Friday, April 7, 2017 – Reynolds Alumni Center

2011 Early Investigator Researcher Award: Bob Schnabel

Bob Schnabel

Recent advances in animal genomics have changed the way that dairy and livestock producers select the animals they use in their breeding programs. BOB SCHNABEL, assistant research professor of animal sciences, has had a big hand in helping them make those changes.

Working with Jerry Taylor, MU's Wurdack Chair of Animal Genomics, they have developed one of the most highly recognized laboratories working on the identification of genes associated with variation in economically important traits in the world's animal production.

By helping identify the molecular markers for important traits such as growth, meat quality, feed efficiency, fertility and milk production, Schnabel is providing the cattle industry with tools and strategies they can use in breeding and management programs.

Schnabel has been instrumental in the conception, design and development of a technological breakthrough called the Bovine 50K SNP Chip — the "Snip Chip" — which allows researchers to examine 50,000 cattle DNA markers simultaneously.
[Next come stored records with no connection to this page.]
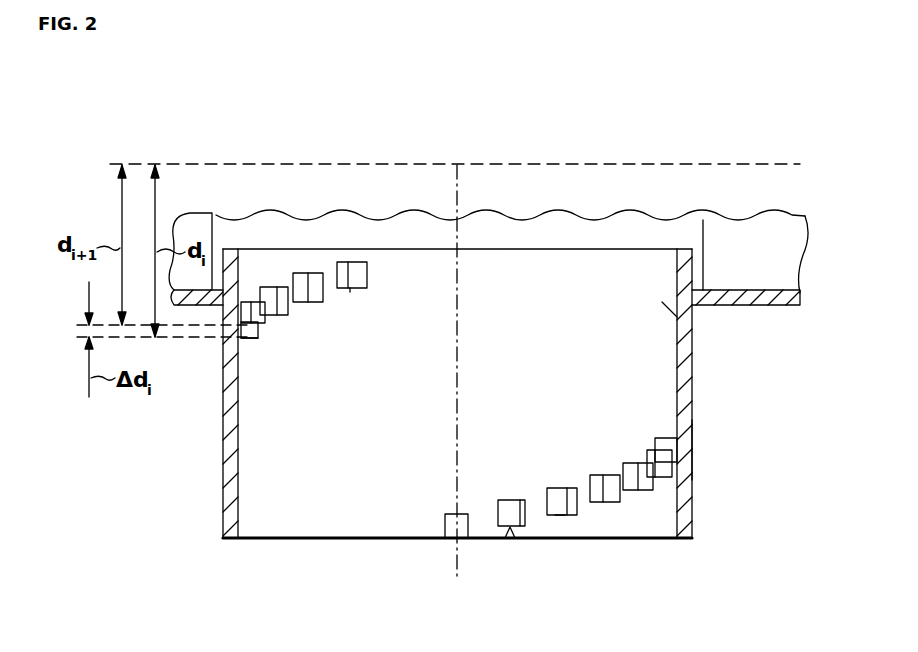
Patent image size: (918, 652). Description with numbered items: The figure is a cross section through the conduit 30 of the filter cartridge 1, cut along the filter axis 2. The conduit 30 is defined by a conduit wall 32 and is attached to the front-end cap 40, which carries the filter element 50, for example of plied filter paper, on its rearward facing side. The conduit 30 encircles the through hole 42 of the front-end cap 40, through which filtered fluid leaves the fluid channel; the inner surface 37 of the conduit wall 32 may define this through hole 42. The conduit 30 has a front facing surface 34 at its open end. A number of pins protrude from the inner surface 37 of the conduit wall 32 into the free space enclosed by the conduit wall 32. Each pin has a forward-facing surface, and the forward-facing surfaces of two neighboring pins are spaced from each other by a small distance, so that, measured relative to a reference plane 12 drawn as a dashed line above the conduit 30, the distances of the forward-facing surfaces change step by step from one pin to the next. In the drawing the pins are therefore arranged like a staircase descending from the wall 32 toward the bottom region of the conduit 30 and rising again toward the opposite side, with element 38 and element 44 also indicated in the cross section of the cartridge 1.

The filter cartridge 1 is at (683, 137).
The filter axis 2 is at (460, 187).
The reference plane 12 is at (186, 164).
The conduit 30 is at (498, 432).
The conduit wall 32 is at (693, 380).
The front facing surface 34 is at (413, 548).
The inner surface 37 is at (677, 317).
The outer wall surface 38 is at (703, 462).
The front-end cap 40 is at (795, 305).
The through hole 42 is at (366, 514).
The support ledge 44 is at (201, 315).
The filter element 50 is at (748, 230).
He's also leading the efforts to expand that capability to an 800K chip.


"BOB SCHNABEL IS A RISING INTERNATIONAL SUPERSTAR WHO HAS ALREADY DISTINGUISHED HIMSELF AND IS CLEARLY WELL POISED TO ASSUME A MAJOR LEADERSHIP ROLE IN ANIMAL GENETICS. IT IS CLEAR THAT HIS ACHIEVEMENTS TO DATE HAVE ALREADY BROUGHT CONSIDERABLE NATIONAL AND INTERNATIONAL RECOGNITION TO THE UNIVERSITY OF MISSOURI."

—Lawrence Schook, professor of genomic biology at the University of Illinois-Urbana Champaign


"This new resource will have tremendous impacts on discovery and the extension of those discoveries to animal agriculture across the globe," says Daniel Pomp, professor of genetics at the University of North Carolina-Chapel Hill. "Schnabel's research is big, relevant, important and doable on a scale that is truly unique and innovative."

Schnabel is one of the key players involved with the next generation of sequencing technology, which will allow scientists to revolutionize livestock genetics, says Rodney Geisert, director of Mizzou's animal sciences division.

"His collaborations with other academic laboratories, with industry and with the U.S. Department of Agriculture have made Dr. Schnabel's research activities part of the global epicenter of animal genomics research," Geisert says.